Mie Sedaap Baked Rasa Soto

Sepertinya tren mie sehat sedang populer. Mulai dari Mie Gelas,  Mie Oven,  Lemonilo,  sampai Jiwa Pagi yang aku review sebelumnya.   Seolah ingin menunjukkan ke publik bahwa "produk kami lebih sehat dan aman dikonsumsi". Tapi aku belum menemukan mie yang bisa sembuhkan sakit...  hehehe.  Ya gitulah bro/sis, sebenarnya hakikat mie sehat itu terletak pada cara produksi atau komposisinya aja. Mungkin kadar lemak dan MSG nya lebih rendah. Selebihnya sama dengan mie instan lain,  tidak ada khasiat yang berarti dan tidak boleh berlebihan dikonsumsi.  
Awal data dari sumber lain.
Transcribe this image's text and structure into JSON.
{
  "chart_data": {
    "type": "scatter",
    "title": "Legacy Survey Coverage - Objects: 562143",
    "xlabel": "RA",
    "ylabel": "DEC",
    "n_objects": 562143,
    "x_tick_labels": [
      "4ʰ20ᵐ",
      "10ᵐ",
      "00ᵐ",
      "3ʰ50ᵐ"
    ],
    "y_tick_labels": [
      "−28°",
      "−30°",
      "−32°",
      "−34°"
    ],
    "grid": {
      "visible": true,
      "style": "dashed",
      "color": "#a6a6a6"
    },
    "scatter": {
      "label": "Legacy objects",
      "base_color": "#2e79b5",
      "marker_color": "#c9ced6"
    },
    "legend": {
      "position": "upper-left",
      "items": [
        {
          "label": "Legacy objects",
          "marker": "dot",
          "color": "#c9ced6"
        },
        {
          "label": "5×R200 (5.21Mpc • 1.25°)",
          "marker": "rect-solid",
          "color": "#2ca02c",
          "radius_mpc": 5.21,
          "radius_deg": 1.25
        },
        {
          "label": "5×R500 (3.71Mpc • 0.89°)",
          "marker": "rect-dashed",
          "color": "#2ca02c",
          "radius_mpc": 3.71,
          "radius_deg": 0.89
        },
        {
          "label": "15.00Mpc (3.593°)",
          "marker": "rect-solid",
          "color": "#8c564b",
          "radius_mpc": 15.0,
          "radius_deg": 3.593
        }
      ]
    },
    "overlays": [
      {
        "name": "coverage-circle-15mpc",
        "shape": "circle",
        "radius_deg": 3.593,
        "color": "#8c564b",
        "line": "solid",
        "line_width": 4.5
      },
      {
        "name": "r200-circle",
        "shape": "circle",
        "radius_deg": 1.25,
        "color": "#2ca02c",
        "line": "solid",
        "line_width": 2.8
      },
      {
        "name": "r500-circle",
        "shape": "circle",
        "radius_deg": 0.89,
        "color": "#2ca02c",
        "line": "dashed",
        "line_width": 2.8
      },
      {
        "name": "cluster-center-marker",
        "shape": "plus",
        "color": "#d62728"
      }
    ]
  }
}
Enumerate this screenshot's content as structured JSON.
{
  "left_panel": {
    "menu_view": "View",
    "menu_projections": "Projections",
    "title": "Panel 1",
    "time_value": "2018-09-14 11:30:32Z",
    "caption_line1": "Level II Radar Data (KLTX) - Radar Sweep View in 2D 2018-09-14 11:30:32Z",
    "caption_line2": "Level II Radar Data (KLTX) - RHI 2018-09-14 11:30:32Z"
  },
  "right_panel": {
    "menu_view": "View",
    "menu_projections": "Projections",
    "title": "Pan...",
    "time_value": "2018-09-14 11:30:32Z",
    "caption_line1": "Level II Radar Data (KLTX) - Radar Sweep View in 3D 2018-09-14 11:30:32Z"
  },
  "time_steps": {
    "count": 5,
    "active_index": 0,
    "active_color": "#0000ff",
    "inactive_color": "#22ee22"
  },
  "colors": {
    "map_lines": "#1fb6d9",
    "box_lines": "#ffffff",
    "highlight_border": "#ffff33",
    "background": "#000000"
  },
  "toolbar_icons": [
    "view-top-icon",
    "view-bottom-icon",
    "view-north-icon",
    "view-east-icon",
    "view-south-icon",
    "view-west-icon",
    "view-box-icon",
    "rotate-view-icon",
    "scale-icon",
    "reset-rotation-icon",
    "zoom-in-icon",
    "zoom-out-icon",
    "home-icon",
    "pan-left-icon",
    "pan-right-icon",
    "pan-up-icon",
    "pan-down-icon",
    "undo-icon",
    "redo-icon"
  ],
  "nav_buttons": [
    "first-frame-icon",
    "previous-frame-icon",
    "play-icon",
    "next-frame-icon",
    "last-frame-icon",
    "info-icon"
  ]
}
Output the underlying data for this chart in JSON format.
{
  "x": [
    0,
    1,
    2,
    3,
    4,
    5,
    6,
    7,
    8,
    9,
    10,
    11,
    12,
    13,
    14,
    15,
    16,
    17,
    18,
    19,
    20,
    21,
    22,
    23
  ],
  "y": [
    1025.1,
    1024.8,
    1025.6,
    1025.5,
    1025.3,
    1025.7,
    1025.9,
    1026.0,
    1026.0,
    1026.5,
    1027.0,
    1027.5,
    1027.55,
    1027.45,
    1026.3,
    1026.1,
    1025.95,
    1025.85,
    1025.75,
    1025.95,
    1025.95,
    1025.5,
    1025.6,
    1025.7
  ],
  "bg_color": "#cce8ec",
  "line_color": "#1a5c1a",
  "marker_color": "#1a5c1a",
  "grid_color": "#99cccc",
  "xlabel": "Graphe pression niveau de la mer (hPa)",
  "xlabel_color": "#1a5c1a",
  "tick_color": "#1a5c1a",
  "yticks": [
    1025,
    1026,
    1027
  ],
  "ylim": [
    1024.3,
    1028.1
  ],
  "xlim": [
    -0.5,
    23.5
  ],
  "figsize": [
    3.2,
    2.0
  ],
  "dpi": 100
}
Mie Sedaap pun nggak mau kalah ngeluarin varian mie sehat, namanya Mie Baked. Jadi mie nya tidak diolah dengan digoreng,  tapi dioven.  

Mie Sedaap varian ini cuma ada 2 rasa ya bro/sis, yaitu Goreng dan Soto.  Aku review yang Soto dulu ya,  kapan-kapan yang Goreng.  


Ini dia.  Keterangan di bungkusnya jelas banget,  Mie Baked ini mengandung bayam dan kunyit, dibuat dengan dipanggang. Plus topping crunchy daun jeruk. Kupikir, kayaknya enak nih. And seperti mie sehat lainnya,  dalam komposisinya tidak ada kandungan MSG. 



Begitu kubuka.. jreng... hmm.. ternyata beneran lain. Tekstur mienya lebih kurus kayak mie lidi atau mie yang biasa dipakai buat laksa. Nggak terlalu besar sih, 76 gram menurut bungkusnya. Isi bumbunya kalau orang Jawa bilang : pepak. Ada bumbu bubuk, cabe bubuk, minyak, koya, dan crunchy daun jeruk. 




Sempat ada kejadian yang bikin gemes. Seperti biasa aku rebus mie dengan panci. Tunggu sampai mendidih.... lho lho... ini mienya kenapa nggak lunak-lunak. Aku hidupkan kompor lagi sambil kubolak-balik mienya. Tetap sama aja. Kupikir, ini produsennya sengaja ngerjain gue ya. 

Penasaran, kupungut bungkus mienya lalu kubaca bagian belakangnya. Oladala obladi oblada... ternyata cara bikinnya salah. Harusnya itu mie dimasukkan atau diseduh  air mendidih terus diaduk-aduk selama 3 menit. Kenapa nggak bilang dari tadi sih? (padahal aku juga yang malas baca). 




Aku praktekkan cara itu, aduk-aduk mie di air yang sudah mendidih tadi. Barulah berhasil mienya lunak. Lalu langsung kucampur bumbu. Dengan taburan serbuk koya dan crunchy daun jeruk yang menurutku bentuknya lebih mirip bawang goreng. 

Inilah hasilnya 



Rasa nggak jauh beda dengan Mie Sedaap soto biasa. Bedanya, karena tanpa MSG jadi kuahnya nggak terlalu gurih. Tapi agak tertolong dengan rasa gurih dari crunchy daun jeruk. Selain itu, biarpun mengandung kunyit, nggak ada aroma jamu di sini.  So, kesimpulanku, mie ini masih pas buat lidahku.